Muhammad kecil tinggal bersama kakeknya, Abdul Muthalib, setelah wafatnya ibundanya, Sayyidah Aminah. Setelah Abdul Muthalib meninggal, ia pindah ke rumah pamannya, Abu Thalib. Awalnya, kehidupan Muhammad di rumah pamannya berjalan biasa. Ia bermain dan makan bersama anak-anak Abu Thalib.
Seiring berjalannya waktu, Muhammad mulai menyadari kondisi ekonomi pamannya yang memprihatinkan, ditambah dengan banyaknya anak yang harus ditanggung. Kesadaran ini mendorongnya untuk berbuat sesuatu demi membantu perekonomian keluarga.
Suatu ketika, Muhammad menyatakan keinginannya untuk menggembala kambing kepada Abu Thalib. Sang paman terkejut dan berusaha mencegahnya, begitu pula bibi Fatimah binti Asad. Namun, tekad Muhammad sangat kuat dan tidak dapat dibendung.
Dalam buku Bilik-bilik Cinta Muhammad disebutkan bahwa salah satu alasan Nabi Muhammad menggembala kambing di masa kecilnya adalah untuk meringankan beban ekonomi yang dialami oleh Abu Thalib.
Di lain kesempatan, Nabi Muhammad kembali menunjukkan kepedulian yang sama. Ketika kaum Quraisy mengalami krisis parah, mereka terpaksa memakan tulang busuk untuk mengganjal perut. Abu Thalib pun merasakan dampak krisis tersebut dan tidak memiliki makanan untuk diberikan kepada anak-anaknya. Mengetahui hal ini, Nabi Muhammad bertekad untuk membantu.

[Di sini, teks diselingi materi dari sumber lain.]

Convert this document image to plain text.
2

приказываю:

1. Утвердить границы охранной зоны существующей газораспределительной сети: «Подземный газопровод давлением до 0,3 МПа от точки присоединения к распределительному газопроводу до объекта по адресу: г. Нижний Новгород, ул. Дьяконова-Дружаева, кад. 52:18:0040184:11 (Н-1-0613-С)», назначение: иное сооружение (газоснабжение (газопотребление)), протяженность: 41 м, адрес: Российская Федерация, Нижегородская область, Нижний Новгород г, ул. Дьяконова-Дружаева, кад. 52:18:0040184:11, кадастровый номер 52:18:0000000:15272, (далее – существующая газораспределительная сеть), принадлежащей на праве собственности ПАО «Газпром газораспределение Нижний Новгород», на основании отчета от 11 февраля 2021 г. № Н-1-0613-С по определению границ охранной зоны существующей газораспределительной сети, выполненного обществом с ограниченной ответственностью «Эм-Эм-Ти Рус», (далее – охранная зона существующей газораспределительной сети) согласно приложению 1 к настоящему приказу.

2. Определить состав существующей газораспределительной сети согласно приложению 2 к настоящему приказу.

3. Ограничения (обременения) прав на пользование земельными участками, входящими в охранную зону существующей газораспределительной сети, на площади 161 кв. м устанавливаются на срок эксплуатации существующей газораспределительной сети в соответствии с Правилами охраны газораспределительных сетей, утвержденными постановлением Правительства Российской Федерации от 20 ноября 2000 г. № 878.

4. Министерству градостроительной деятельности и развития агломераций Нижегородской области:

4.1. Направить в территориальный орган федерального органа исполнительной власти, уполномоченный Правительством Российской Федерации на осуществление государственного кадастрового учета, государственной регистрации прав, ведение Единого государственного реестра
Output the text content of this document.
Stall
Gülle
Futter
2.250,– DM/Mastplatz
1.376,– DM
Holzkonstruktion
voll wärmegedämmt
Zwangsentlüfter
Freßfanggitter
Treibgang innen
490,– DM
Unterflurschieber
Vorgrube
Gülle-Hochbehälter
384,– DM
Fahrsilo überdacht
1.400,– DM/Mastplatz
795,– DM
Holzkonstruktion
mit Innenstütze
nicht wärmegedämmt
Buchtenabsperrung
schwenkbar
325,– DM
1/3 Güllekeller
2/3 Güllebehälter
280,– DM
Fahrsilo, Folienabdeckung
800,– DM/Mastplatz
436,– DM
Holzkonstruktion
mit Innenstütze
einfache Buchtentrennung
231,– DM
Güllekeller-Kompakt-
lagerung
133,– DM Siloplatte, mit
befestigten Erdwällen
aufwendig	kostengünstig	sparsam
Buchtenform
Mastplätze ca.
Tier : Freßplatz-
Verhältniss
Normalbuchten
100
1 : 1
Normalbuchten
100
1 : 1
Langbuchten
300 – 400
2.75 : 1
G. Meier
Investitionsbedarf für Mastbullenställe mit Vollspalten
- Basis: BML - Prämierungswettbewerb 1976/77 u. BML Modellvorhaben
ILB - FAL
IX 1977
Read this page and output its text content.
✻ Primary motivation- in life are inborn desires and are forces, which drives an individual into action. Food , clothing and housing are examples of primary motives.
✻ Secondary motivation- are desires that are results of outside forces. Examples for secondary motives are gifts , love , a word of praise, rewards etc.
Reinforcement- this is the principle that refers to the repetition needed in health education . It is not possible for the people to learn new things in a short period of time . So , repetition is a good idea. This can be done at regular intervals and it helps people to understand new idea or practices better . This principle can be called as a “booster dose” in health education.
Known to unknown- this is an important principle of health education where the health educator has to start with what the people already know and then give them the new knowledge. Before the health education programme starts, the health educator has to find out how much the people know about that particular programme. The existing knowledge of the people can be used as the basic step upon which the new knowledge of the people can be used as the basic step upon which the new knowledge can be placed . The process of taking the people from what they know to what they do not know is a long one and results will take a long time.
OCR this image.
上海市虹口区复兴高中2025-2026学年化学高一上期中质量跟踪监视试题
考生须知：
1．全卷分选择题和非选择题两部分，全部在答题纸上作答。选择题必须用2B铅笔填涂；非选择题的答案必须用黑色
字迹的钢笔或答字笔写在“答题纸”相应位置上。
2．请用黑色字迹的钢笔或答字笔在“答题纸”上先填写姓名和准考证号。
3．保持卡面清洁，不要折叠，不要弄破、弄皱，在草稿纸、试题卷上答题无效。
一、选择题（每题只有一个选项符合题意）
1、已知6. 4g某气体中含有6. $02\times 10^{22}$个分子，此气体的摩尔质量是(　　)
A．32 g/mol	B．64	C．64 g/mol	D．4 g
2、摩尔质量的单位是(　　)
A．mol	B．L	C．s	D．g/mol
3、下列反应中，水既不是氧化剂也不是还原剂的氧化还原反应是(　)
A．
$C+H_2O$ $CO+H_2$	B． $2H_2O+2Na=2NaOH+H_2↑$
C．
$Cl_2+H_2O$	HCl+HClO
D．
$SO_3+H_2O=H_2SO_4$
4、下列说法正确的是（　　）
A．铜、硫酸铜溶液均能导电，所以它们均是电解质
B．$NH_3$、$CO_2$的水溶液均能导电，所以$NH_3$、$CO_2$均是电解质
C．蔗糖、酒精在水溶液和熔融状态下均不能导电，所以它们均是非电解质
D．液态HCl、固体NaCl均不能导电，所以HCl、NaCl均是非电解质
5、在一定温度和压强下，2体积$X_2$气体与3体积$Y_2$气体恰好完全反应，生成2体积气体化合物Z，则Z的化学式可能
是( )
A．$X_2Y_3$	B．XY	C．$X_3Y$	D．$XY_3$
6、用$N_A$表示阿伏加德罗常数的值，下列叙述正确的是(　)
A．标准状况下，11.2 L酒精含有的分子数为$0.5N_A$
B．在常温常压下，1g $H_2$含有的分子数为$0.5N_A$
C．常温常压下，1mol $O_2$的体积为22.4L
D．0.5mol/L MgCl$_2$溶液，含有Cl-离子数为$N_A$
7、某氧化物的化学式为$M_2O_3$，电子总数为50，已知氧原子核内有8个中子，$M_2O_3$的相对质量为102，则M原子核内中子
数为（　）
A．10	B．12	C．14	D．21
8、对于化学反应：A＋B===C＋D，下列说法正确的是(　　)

Dengan ilham dari Allah, Nabi Muhammad mendatangi pamannya yang lain, Abbas bin Abdul Muthalib. Ia meminta Abbas untuk ikut serta membantu Abu Thalib. “Wahai paman, saudaramu, Abu Thalib, banyak keluarga. Kau tahu orang-orang sedang dilanda krisis. Mari kita ke sana, kita ringankan bebannya,” kata Nabi Muhammad.
Nabi Muhammad dan Abbas segera bertandang ke rumah Abu Thalib. Kepada Abu Thalib, Nabi Muhammad menyampaikan niatnya untuk mengasuh sebagian keluarganya. Abu Thalib menyetujui, namun meminta agar Uqail tetap bersamanya.
Seperti yang tercatat dalam buku Hayatush Shahabah, Nabi Muhammad kemudian mengasuh Ali bin Abi Thalib, sementara Abbas mengambil Ja’far bin Abu Thalib, yang tetap bersama Abbas hingga hijrah ke Habasyah (Ethiopia).
Demikianlah sikap Nabi Muhammad ketika mengetahui keluarganya mengalami kesulitan. Beliau tidak ragu untuk mengulurkan tangan demi meringankan beban yang dialami oleh keluarganya.